Prosecutors believe no reasonable jury would have convicted Mallet based on newly discovered evidence that shows Goines lied just like he’s accused of doing before last year’s raid.

“Now we know Mr. Goines was lying and using the district attorney’s office as a tool to convict people wrongfully more than a decade ago,” Ogg said in a press release on Tuesday. “This case also raises questions about how buy-money was being issued by the Houston Police Department’s narcotics division, and how drug payouts were being supervised and audited.”

During Mallet’s trial, Goines told jurors he was working undercover when he arranged to buy crack cocaine from Mallet’s brother, Steven for $200.

Goines testified that he watched Steven Mallet bike a short distance to his brother, who took a can out of a truck, pulled drugs from it and gave that to his brother in exchange for the money. Goines testified Otis Mallet removed the can from his truck and took it behind a house.

Two neighbors disputed the Goines’ testimony, but jurors sided with the officer. Otis Mallet was convicted and sentenced to eight years in prison. He spent two years behind bars.
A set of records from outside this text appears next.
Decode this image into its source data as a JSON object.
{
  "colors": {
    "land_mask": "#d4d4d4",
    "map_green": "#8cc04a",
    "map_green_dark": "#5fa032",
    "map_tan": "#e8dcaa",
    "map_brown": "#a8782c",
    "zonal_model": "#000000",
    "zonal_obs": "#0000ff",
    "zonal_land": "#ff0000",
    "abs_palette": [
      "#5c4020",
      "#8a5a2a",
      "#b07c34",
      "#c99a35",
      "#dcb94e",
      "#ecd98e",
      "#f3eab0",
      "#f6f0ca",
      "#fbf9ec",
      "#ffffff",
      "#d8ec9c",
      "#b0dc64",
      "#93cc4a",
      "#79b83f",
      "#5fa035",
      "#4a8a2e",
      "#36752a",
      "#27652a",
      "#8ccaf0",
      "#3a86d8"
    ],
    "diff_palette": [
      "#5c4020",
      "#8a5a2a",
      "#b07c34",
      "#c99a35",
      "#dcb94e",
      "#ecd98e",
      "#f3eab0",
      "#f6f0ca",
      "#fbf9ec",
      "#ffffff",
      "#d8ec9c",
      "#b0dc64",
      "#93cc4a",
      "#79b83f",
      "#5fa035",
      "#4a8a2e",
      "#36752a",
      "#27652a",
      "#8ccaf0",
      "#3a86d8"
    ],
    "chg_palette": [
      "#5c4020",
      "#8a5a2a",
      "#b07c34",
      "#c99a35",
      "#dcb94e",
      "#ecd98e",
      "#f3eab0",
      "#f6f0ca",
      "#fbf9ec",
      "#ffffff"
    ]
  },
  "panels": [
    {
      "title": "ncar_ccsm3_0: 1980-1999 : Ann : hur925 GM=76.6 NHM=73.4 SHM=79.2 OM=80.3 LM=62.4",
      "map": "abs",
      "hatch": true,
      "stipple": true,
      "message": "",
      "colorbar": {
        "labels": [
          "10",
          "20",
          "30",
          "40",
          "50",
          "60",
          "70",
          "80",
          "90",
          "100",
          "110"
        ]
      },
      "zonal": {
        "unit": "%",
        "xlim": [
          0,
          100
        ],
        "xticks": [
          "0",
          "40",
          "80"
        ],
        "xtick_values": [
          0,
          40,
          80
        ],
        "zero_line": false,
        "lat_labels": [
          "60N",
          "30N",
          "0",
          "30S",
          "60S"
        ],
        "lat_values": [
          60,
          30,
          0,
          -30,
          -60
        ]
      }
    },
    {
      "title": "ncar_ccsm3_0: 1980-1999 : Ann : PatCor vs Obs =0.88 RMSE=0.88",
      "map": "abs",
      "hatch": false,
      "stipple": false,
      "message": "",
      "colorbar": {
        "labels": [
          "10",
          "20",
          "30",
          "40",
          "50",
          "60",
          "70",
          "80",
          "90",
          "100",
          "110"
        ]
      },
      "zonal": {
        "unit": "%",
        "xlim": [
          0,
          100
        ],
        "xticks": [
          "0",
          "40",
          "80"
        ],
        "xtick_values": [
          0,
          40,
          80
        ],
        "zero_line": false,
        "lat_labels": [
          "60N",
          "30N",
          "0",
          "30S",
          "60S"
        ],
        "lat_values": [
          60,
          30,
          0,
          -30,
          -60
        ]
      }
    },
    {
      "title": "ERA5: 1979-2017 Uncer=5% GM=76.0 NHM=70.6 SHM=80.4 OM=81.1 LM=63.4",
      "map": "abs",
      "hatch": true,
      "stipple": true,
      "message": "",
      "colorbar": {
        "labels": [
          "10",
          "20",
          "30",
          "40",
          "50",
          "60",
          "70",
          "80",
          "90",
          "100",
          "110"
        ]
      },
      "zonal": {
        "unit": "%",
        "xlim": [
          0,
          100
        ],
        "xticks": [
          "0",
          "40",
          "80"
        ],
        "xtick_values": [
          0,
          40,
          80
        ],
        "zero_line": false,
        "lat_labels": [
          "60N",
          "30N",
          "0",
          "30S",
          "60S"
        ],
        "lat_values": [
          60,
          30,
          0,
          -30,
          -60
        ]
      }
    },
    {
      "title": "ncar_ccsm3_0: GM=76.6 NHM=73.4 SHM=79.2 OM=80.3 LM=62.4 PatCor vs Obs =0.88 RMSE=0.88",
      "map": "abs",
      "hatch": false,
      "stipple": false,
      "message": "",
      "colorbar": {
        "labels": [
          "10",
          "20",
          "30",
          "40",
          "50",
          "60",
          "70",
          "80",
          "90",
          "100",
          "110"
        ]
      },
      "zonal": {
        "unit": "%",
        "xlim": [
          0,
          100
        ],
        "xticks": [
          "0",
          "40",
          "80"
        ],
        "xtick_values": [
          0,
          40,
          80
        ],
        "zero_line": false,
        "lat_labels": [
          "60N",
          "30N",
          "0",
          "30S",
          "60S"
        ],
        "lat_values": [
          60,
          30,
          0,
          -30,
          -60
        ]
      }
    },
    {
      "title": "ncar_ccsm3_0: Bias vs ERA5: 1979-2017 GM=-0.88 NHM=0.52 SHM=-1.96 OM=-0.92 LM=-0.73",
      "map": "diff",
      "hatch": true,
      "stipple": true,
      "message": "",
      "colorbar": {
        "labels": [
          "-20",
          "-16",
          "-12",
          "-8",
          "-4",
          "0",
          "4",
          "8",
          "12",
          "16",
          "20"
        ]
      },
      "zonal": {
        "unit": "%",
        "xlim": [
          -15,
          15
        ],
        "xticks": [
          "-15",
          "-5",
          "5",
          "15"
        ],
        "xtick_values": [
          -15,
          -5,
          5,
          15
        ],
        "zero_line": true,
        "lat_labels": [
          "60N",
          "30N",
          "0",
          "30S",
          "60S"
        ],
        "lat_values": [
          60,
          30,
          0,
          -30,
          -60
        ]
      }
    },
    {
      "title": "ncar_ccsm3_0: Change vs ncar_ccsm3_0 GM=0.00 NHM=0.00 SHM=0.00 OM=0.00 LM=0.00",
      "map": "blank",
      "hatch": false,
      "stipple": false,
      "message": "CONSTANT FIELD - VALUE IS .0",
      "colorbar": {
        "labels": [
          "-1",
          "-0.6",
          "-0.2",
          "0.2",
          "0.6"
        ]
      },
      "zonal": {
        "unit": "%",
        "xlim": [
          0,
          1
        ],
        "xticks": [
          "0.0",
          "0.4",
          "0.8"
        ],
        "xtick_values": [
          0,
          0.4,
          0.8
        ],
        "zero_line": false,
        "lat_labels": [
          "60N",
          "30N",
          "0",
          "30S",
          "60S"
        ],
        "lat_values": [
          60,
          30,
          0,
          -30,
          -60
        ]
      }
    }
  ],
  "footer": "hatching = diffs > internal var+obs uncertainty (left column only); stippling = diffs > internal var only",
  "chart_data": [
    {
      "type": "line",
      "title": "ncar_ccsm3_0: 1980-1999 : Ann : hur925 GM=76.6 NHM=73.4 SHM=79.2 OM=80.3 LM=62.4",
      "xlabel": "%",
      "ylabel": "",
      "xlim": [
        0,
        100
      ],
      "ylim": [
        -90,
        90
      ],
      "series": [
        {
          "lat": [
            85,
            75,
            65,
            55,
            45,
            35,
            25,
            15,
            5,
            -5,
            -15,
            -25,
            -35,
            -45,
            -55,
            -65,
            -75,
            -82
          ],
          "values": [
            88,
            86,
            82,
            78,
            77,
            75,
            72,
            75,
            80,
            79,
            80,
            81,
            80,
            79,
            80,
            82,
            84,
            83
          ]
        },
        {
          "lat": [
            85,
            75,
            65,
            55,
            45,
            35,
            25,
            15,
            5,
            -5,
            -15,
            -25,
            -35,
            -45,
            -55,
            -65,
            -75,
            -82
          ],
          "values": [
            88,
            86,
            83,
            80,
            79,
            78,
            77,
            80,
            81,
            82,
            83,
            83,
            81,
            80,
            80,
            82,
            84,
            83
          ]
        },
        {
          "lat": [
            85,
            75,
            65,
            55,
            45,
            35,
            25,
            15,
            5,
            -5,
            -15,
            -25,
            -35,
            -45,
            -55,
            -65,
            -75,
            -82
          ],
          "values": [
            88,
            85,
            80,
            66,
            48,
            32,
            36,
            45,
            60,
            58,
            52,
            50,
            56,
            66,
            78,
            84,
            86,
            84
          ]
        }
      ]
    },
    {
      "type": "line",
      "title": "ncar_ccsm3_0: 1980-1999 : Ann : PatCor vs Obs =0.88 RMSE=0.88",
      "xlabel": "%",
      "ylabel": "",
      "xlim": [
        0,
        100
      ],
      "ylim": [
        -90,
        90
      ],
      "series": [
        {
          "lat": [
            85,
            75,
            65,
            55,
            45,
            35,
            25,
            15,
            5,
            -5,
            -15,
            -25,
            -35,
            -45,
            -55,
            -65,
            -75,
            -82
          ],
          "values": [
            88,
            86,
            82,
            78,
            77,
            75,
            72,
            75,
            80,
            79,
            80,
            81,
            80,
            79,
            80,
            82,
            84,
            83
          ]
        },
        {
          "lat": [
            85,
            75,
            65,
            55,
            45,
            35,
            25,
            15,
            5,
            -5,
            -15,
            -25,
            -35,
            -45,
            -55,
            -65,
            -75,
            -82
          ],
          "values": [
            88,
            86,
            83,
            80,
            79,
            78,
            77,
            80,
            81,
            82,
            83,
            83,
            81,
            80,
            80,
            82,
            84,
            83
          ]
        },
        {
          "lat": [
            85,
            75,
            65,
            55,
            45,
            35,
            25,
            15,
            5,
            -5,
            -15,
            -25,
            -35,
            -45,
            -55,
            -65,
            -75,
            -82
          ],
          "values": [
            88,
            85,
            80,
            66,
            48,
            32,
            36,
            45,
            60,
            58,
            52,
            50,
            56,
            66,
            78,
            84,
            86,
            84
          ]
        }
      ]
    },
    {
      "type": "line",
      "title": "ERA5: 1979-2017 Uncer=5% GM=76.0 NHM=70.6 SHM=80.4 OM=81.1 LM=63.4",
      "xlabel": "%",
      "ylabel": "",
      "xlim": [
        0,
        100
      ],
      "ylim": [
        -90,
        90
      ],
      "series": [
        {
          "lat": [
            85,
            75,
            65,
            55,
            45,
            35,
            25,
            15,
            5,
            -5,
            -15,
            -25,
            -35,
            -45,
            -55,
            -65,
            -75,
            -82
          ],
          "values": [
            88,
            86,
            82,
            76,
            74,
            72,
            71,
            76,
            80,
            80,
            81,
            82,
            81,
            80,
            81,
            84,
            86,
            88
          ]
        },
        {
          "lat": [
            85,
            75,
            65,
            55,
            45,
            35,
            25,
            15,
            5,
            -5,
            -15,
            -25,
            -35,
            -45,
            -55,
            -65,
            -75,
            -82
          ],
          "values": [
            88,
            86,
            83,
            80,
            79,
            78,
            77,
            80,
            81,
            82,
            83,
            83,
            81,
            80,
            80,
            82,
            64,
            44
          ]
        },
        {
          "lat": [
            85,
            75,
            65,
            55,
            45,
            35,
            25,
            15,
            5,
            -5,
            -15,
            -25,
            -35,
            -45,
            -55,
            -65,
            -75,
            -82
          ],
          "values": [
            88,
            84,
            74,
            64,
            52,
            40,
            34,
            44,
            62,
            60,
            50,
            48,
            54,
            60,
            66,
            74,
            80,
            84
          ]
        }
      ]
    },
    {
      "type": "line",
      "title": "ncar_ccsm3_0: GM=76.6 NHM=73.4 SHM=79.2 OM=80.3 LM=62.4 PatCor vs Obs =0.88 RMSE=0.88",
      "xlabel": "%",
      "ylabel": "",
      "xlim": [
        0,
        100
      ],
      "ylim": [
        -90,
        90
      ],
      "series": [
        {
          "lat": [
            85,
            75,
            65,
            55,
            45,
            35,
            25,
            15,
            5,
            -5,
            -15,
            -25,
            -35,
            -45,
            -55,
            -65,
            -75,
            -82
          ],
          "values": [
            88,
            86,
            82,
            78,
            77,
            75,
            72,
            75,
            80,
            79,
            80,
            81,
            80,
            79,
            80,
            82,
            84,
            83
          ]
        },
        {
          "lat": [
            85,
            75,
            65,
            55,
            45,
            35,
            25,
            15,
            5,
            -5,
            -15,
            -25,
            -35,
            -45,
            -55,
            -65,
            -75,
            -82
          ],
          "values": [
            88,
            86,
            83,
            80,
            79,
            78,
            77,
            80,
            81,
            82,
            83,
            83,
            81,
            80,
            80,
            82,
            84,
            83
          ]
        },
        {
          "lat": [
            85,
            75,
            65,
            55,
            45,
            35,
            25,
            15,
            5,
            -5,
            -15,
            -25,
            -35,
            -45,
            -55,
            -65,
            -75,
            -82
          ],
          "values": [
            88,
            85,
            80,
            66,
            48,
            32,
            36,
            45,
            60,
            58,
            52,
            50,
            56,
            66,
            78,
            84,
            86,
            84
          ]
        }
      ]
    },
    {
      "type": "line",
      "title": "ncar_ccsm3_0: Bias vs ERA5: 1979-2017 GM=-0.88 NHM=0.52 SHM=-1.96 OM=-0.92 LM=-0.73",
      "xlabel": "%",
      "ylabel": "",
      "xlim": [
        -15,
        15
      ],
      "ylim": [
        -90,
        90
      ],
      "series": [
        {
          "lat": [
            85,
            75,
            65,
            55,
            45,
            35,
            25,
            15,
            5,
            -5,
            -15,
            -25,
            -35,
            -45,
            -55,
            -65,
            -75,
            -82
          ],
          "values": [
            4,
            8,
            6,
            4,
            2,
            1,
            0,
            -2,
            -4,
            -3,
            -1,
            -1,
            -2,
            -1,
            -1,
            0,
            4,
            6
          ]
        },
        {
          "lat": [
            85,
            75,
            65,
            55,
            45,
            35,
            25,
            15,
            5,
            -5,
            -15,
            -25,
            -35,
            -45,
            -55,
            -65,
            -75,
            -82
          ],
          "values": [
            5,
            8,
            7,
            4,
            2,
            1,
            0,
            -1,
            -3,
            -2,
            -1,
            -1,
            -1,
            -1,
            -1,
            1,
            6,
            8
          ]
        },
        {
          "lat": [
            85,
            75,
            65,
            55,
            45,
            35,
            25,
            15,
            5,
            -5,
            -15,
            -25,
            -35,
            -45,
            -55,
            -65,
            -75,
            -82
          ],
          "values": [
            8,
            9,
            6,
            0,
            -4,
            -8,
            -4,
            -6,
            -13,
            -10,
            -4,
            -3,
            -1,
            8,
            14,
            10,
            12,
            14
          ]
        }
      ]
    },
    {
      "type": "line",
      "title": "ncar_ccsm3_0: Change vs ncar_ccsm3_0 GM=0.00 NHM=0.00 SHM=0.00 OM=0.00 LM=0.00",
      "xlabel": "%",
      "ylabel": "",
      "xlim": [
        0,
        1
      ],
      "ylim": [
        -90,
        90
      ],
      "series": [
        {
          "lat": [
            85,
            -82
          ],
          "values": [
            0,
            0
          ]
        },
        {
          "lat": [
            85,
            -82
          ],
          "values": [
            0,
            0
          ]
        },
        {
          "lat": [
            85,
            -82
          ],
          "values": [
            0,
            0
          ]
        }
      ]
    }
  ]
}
"It’s wrong," said Mallet's pastor, L.J. Comeaux. "It doesn’t matter who it is, it doesn’t matter what color they are.”

Comeaux accompanied Mallet to court and spoke on his behalf after a judge declared him innocent.

Her recommendation will go to the Texas Court of Criminal Appeals for approval.

"This is a great example of injustice," said Comeauz. "And how justice can take its course and things can come out right for a good family.”


The DA’s office has already dismissed a bunch of pending cases tied to Goines in the wake of the Harding Street raid.

The ramifications of it seem never-ending.

"We're still looking at how far back Goines' corruption goes and what that means in terms of implications for others."

Here's a statement from Mallet's attorneys:

We are thankful that the District Attorney, Kim Ogg, joined us in our effort to have Otis Mallet declared actually innocent. We are also thankful that Judge Ramona Franklin found that Mr. Mallet is innocent of the crimes alleged at his trial and has recommended to the Court of Criminal Appeals that Mr. Mallet be granted full relief from his convictions. We are now one step closer to reversing the injustice inflicted upon Mr. Mallet and his family.